Nei prossimi quattro anni l’America pagherà duramente per questa sconfitta della ragione: l’efficacia dell’attacco alle Torri si è dimostrata mostruosamente superiore a qualsiasi speranza di Osama grazie alla sistematica strumentale amplificazione fatta da Bush & C. Al Qaeda proromperà e si diffonderà nel mondo alimentata dal collateral damage e dalla ferocia repressiva di un esercito USA esasperato e frustrato e dei nazi Israeliani in Palestina, l’Europa vedrà il moltiplicarsi d’iniziative terroristiche islamiche provocate dalle “fatwa” degli Imam e degli Ayatollah (l’assassinio in Olanda di Theo van Gogh è un segno preoccupante), la tragica sconfitta in Iraq non sarà più occultabile con le bugie delle televisioni di servizio, il pauroso deficit Americano trascinerà disastri finanziari in tutto il mondo, disoccupazione e povertà renderanno invivibili le città, il controllo poliziesco sistematico e diffuso trasformerà interi paesi in galere, un nuovo e più feroce Maccartismo intristirà i cervelli e il pensiero. L’american dream è già diventato l’american nightmare. Preso nella catastrofe Bush (the malevolent Mickey Mouse seconda la micidiale definizione di Arundhati Roy) diventerà sempre più arrogante e malvagio in un ciclo perverso tragico.

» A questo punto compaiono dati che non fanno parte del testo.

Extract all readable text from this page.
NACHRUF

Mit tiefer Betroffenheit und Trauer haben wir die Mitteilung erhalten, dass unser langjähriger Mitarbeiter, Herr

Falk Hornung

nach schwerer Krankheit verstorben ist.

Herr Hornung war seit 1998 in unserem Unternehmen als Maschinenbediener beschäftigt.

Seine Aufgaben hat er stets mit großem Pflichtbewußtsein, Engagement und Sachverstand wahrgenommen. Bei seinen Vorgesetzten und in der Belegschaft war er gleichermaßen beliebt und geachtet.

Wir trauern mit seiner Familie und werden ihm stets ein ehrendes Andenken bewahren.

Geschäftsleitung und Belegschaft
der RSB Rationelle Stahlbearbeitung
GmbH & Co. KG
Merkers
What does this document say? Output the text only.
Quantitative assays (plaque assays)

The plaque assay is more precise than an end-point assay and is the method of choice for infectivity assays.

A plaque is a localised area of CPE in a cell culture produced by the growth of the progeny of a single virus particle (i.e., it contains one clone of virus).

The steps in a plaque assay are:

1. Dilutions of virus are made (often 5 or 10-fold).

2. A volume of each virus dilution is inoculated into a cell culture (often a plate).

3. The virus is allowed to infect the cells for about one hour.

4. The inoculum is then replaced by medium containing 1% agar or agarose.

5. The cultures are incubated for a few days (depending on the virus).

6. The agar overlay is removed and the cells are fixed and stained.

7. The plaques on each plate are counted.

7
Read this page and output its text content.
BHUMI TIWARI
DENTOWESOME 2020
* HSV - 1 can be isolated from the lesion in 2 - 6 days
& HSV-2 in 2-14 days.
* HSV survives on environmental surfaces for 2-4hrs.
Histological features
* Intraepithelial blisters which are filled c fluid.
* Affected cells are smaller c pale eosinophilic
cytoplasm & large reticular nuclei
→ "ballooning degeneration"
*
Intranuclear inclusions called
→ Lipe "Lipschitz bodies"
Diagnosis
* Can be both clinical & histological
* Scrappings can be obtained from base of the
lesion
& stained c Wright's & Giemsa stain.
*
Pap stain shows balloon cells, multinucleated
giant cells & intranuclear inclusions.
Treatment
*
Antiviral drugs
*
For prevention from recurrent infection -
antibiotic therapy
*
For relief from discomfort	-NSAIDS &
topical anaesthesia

Il guaio è che, come il loro nefasto presidente, anche molti Americani che lo hanno votato non avranno il coraggio di ricredersi.
Questo quadro non deve scoraggiare i laici pessimisti non omologhi: when the going gets tough, the tough get going… L’impegno laico non omologo e doverosamente scettico ha come categorica responsabilità quella di mantenere costante, e di combattere per realizzare, il progetto di un mondo dove si possa vivere senza dei, senza vangeli, senza corani, senza inesistenti verità rivelate e senza falsi rivelatori d’inesistenti verità, dove la vuota dialettica di filosofi pessimi non avveleni la vita con falsi dettati, peccati e colpe.